Asile : l’altération des empreintes digitales, pas suffisant pour refuser les demandes

Publié le 22/02/2012
France
Asile : l’altération des empreintes digitales, pas suffisant pour refuser les demandes
 

Après le Conseil d’État, la Cour nationale du droit d’asile annule une décision de l’Office français de protection des réfugiés et apatrides (Ofpra) refusant d’entendre les raisons de certains demandeurs d’asile. Une décision qu’avaient contestée en justice une dizaine d’associations, dont le Secours Catholique.

Le Conseil d’État, saisi en référé le 16 décembre 2011 par une dizaine d’associations dont le Secours Catholique, avait suspendu une décision de l’Office français de protection des réfugiés et apatrides (Ofpra). Cette note interne, en date du 3 novembre, donnait l’ordre aux services de l’Ofpra de ne pas instruire la demande d’asile d’étrangers ayant volontairement altéré leurs empreintes digitales pour rendre impossible leur identification.

La Cour nationale du droit d’asile (CNDA) vient, à son tour, d’annuler cette note de l’Ofpra au motif qu’elle méconnaît une garantie essentielle : celle qu’impose la loi de procéder à un examen particulier des éléments produits à l’appui de la demande d’asile.

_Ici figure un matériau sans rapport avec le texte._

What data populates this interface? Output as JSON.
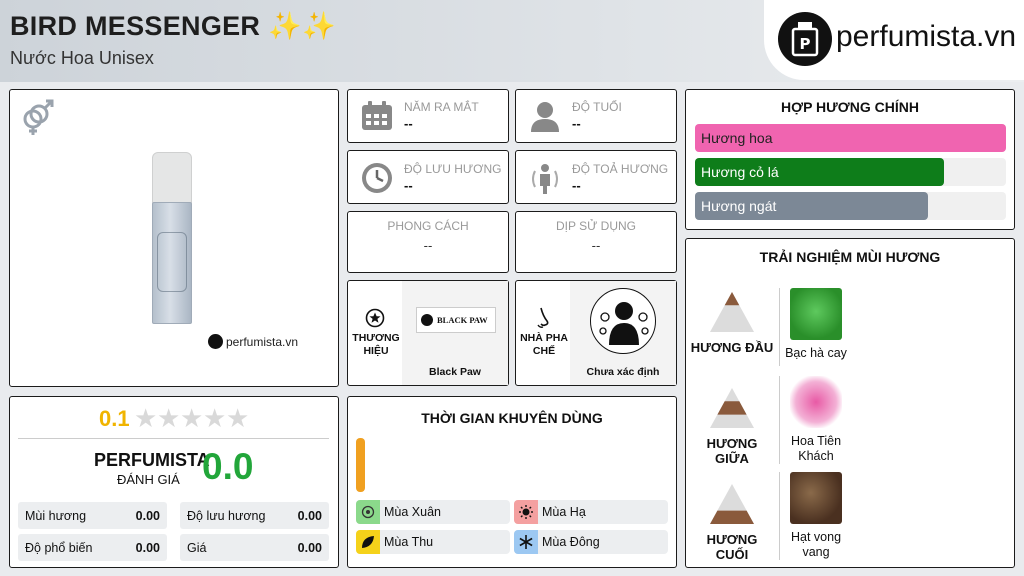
{
  "header": {
    "title": "BIRD MESSENGER ✨✨",
    "subtitle": "Nước Hoa Unisex"
  },
  "brand": {
    "site": "perfumista.vn"
  },
  "product": {
    "watermark": "perfumista.vn",
    "gender_icon": "unisex-gender-icon"
  },
  "rating": {
    "score": "0.1",
    "stars_filled_fraction": 0.02,
    "label": "PERFUMISTA",
    "sub_label": "ĐÁNH GIÁ",
    "pf_score": "0.0",
    "metrics": [
      {
        "label": "Mùi hương",
        "value": "0.00"
      },
      {
        "label": "Độ lưu hương",
        "value": "0.00"
      },
      {
        "label": "Độ phổ biến",
        "value": "0.00"
      },
      {
        "label": "Giá",
        "value": "0.00"
      }
    ]
  },
  "info": {
    "year": {
      "label": "NĂM RA MẮT",
      "value": "--"
    },
    "age": {
      "label": "ĐỘ TUỔI",
      "value": "--"
    },
    "longevity": {
      "label": "ĐỘ LƯU HƯƠNG",
      "value": "--"
    },
    "sillage": {
      "label": "ĐỘ TOẢ HƯƠNG",
      "value": "--"
    },
    "style": {
      "label": "PHONG CÁCH",
      "value": "--"
    },
    "occasion": {
      "label": "DỊP SỬ DỤNG",
      "value": "--"
    },
    "brand": {
      "label": "THƯƠNG HIỆU",
      "logo_text": "BLACK PAW",
      "name": "Black Paw"
    },
    "perfumer": {
      "label": "NHÀ PHA CHẾ",
      "name": "Chưa xác định"
    }
  },
  "accords": {
    "title": "HỢP HƯƠNG CHÍNH",
    "items": [
      {
        "label": "Hương hoa",
        "value": 100,
        "color": "#f064b0"
      },
      {
        "label": "Hương cỏ lá",
        "value": 80,
        "color": "#0e7d1a"
      },
      {
        "label": "Hương ngát",
        "value": 75,
        "color": "#7c8896"
      }
    ]
  },
  "pyramid": {
    "title": "TRẢI NGHIỆM MÙI HƯƠNG",
    "top": {
      "label": "HƯƠNG ĐẦU",
      "note": "Bạc hà cay"
    },
    "middle": {
      "label": "HƯƠNG GIỮA",
      "note_line1": "Hoa Tiên",
      "note_line2": "Khách"
    },
    "base": {
      "label": "HƯƠNG CUỐI",
      "note_line1": "Hạt vong",
      "note_line2": "vang"
    }
  },
  "seasons": {
    "title": "THỜI GIAN KHUYÊN DÙNG",
    "level": 0.5,
    "bar_color": "#f0a020",
    "items": [
      {
        "label": "Mùa Xuân",
        "color": "#8bd98b"
      },
      {
        "label": "Mùa Hạ",
        "color": "#f4a0a0"
      },
      {
        "label": "Mùa Thu",
        "color": "#f5d21a"
      },
      {
        "label": "Mùa Đông",
        "color": "#9cc8f2"
      }
    ]
  }
}
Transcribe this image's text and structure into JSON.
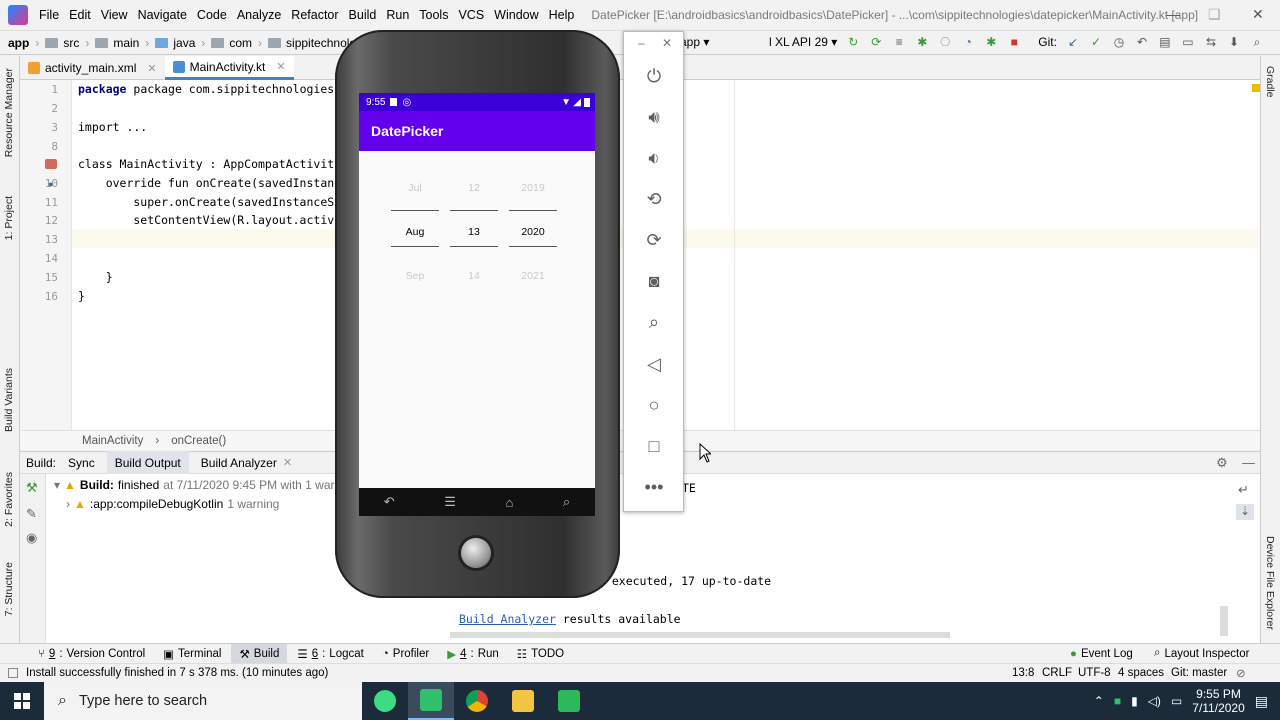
{
  "menubar": {
    "items": [
      "File",
      "Edit",
      "View",
      "Navigate",
      "Code",
      "Analyze",
      "Refactor",
      "Build",
      "Run",
      "Tools",
      "VCS",
      "Window",
      "Help"
    ],
    "title": "DatePicker [E:\\androidbasics\\androidbasics\\DatePicker] - ...\\com\\sippitechnologies\\datepicker\\MainActivity.kt [app]"
  },
  "navbar": {
    "crumbs": [
      "app",
      "src",
      "main",
      "java",
      "com",
      "sippitechnologies"
    ],
    "run_config": "app",
    "device": "l XL API 29",
    "git_label": "Git:"
  },
  "left_strip": [
    "Resource Manager",
    "1: Project",
    "Build Variants",
    "2: Favorites",
    "7: Structure"
  ],
  "right_strip": [
    "Gradle",
    "Device File Explorer"
  ],
  "tabs": [
    {
      "label": "activity_main.xml",
      "active": false
    },
    {
      "label": "MainActivity.kt",
      "active": true
    }
  ],
  "editor": {
    "line_numbers": [
      "1",
      "2",
      "3",
      "8",
      "9",
      "10",
      "11",
      "12",
      "13",
      "14",
      "15",
      "16"
    ],
    "lines": [
      "package com.sippitechnologies.datepicke",
      "",
      "import ...",
      "",
      "class MainActivity : AppCompatActivity(",
      "    override fun onCreate(savedInstance",
      "        super.onCreate(savedInstanceSta",
      "        setContentView(R.layout.activit",
      "",
      "",
      "    }",
      "}"
    ]
  },
  "code_breadcrumb": [
    "MainActivity",
    "onCreate()"
  ],
  "build": {
    "label": "Build:",
    "tabs": [
      "Sync",
      "Build Output",
      "Build Analyzer"
    ],
    "tree": [
      {
        "bold": "Build:",
        "text": "finished",
        "meta": "at 7/11/2020 9:45 PM with 1 warning"
      },
      {
        "bold": "",
        "text": ":app:compileDebugKotlin",
        "meta": "1 warning"
      }
    ],
    "output": {
      "partial_top": "TE",
      "executed": "4 executed, 17 up-to-date",
      "analyzer_link": "Build Analyzer",
      "analyzer_rest": " results available"
    }
  },
  "bottom_tools": [
    {
      "num": "9",
      "label": "Version Control"
    },
    {
      "num": "",
      "label": "Terminal"
    },
    {
      "num": "",
      "label": "Build",
      "active": true
    },
    {
      "num": "6",
      "label": "Logcat"
    },
    {
      "num": "",
      "label": "Profiler"
    },
    {
      "num": "4",
      "label": "Run"
    },
    {
      "num": "",
      "label": "TODO"
    }
  ],
  "bottom_right_tools": [
    "Event Log",
    "Layout Inspector"
  ],
  "status": {
    "message": "Install successfully finished in 7 s 378 ms. (10 minutes ago)",
    "position": "13:8",
    "line_sep": "CRLF",
    "encoding": "UTF-8",
    "indent": "4 spaces",
    "vcs": "Git: master"
  },
  "emulator": {
    "time": "9:55",
    "app_title": "DatePicker",
    "picker": {
      "month": [
        "Jul",
        "Aug",
        "Sep"
      ],
      "day": [
        "12",
        "13",
        "14"
      ],
      "year": [
        "2019",
        "2020",
        "2021"
      ]
    },
    "panel_icons": [
      "power-icon",
      "volume-up-icon",
      "volume-down-icon",
      "rotate-left-icon",
      "rotate-right-icon",
      "camera-icon",
      "zoom-icon",
      "back-icon",
      "home-icon",
      "overview-icon",
      "more-icon"
    ]
  },
  "taskbar": {
    "search_placeholder": "Type here to search",
    "time": "9:55 PM",
    "date": "7/11/2020"
  },
  "colors": {
    "accent": "#6200ee",
    "statusbar": "#3b00d6",
    "taskbar": "#1b2b3a"
  }
}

Empreintes digitales altérées

En altérant volontairement leurs empreintes digitales, de nombreux demandeurs originaires de la Corne de l’Afrique mettent en échec une éventuelle reconstitution de leur parcours au sein de l’Union européenne. En effet, en vertu des accords de Dublin, le demandeur d’asile doit solliciter le statut de réfugié dans le premier État de l’UE qu’il aura atteint. Cette réglementation européenne, fortement critiquée par les associations depuis vingt ans, interdit ainsi aux demandeurs de choisir le pays d’asile. Ne voulant pas être « réadmis », c’est-à-dire renvoyés dans un pays européen dans lequel ils ne connaissent personne, ou qui offre une protection très aléatoire, certains demandeurs d’asile rendent leurs empreintes digitales illisibles. Le fichier européen ne peut donc plus les identifier, et la mesure de réadmission n’est de ce fait plus réalisable.

Atteinte manifestement illégale

Dans une première décision, le tribunal administratif de Melun, qu’avaient saisi quelques demandeurs d’asile avec l’appui d’associations, a considéré le 6 décembre dernier que l’Ofpra porte une atteinte « manifestement illégale et grave au droit d’asile » en rejetant sans examen et sans audition, les demandes d’asile de demandeurs en procédure prioritaire en raison d’empreintes inexploitables.